Next week, it will be two years since the total knee replacement (TKR) on my left knee. I'm glad to report it's holding up well, as confirmed by a visit with my doctor Sept. 28.
He took an X-ray, and the joint is looking solid, as you can sort of see from the picture I snapped while the X-ray was up on a computer screen. Basically, there should be an even gap visible between the top and the bottom halfs of the joint. In fact, the look of the X-ray hasn't changed much since my last X-ray in July of last year. Nice even gap, with no significant change versus my x-Rays from last July. So that's the good news: my artificial joint is looking rock solid. I put about 4,000 miles on my road bike this season, including three century rides and a couple of 100 kilometer rides. No swelling or pain after these long efforts, and I also did plenty of hiking, walking, and some stream wading/fishing. So the knee is holding up well to my active life-style.

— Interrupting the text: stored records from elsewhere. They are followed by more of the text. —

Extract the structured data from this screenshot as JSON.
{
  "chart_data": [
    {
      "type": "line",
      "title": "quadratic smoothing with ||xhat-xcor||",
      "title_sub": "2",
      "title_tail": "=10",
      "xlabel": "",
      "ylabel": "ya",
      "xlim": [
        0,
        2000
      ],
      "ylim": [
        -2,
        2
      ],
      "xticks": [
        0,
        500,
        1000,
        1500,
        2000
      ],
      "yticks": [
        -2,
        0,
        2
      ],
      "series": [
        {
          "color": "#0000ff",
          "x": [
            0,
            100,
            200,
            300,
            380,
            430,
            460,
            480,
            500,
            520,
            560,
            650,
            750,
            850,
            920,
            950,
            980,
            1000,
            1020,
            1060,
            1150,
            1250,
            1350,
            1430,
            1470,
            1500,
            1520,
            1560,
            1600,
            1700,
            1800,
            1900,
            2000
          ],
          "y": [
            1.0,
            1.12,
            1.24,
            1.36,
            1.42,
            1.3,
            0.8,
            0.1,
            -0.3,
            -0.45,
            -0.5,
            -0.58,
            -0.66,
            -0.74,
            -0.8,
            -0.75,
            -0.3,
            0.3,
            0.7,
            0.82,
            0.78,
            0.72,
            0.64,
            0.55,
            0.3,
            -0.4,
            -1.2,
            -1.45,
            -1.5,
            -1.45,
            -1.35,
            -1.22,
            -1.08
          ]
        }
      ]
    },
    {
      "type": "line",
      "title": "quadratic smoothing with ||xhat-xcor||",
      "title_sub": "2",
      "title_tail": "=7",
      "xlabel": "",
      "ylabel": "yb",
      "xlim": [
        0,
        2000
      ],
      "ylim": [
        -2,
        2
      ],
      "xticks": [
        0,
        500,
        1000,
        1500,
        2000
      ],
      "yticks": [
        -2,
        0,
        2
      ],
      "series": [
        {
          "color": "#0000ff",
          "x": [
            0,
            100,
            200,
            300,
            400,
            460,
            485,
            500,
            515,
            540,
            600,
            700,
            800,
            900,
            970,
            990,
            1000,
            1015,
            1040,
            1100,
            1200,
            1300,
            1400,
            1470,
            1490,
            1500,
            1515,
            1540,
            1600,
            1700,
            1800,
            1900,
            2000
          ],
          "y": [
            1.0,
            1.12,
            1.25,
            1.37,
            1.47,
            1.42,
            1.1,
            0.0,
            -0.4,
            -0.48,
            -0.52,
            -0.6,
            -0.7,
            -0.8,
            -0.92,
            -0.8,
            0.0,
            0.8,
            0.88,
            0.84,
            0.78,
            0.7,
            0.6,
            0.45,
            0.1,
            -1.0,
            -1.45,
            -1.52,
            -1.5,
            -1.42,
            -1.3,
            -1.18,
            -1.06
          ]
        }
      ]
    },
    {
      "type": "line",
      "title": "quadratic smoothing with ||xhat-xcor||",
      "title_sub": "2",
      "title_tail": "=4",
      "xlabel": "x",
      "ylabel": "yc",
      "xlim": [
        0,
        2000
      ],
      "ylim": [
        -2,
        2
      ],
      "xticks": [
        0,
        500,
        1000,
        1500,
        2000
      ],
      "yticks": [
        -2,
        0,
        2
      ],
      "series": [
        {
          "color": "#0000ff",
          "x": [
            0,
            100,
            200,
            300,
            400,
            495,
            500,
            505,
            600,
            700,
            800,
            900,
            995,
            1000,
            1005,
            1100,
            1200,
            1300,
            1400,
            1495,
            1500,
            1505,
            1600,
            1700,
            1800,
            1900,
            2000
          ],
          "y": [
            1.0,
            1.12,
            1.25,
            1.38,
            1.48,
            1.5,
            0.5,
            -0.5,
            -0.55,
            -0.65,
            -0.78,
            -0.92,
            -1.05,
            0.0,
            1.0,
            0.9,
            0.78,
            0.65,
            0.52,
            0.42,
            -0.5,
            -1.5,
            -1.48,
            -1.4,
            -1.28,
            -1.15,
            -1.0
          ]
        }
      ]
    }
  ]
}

Now the not so good news: I discussed the clicking and popping noise and discomfort coming from my kneecap area, and my surgeon (Michael Schaubelt of Aurora Baycare in Green Bay) says that's going to stay with me.
The condition--which I've mentioned in earlier posts--is called patellar crepitus. My natural kneecap was left in during the TKR, and as my doctor explains it, the condition is due to the inside of my kneecap rubbing against the artificial joint and basically "losing the battle." As there is only minor painful sensations in my case (especially when I bend the knee under higher loads or stress), there is nothing that can be done at this point.
My doctor says if it gets worse, to come see him. The only lasting way to get rid of the popping would be another knee surgery to remove my kneecap and put in an artificial one, but for the foreseeable future, I'd rather put up with some limited noise and discomfort than have another operation. Note: during the course of the summer, the patellar crepitus stablized and actually seem to get a bit better. Funny how putting the mileage in on my road bike always seems to make me feel better.
We briefly discussed the use of kinesiology tape (like SpiderTech brand) to make my kneecap track better or somehow create better "lift" between the cap and the joint under high stress flexion. My doctor didn't think such taping would help much, but said it might be worth a try. Has anyone out there used kinesio taping to alliviate patellar crepitus popping/clicking problems? If so, let me know. In the meantime, I'll try experimenting with it.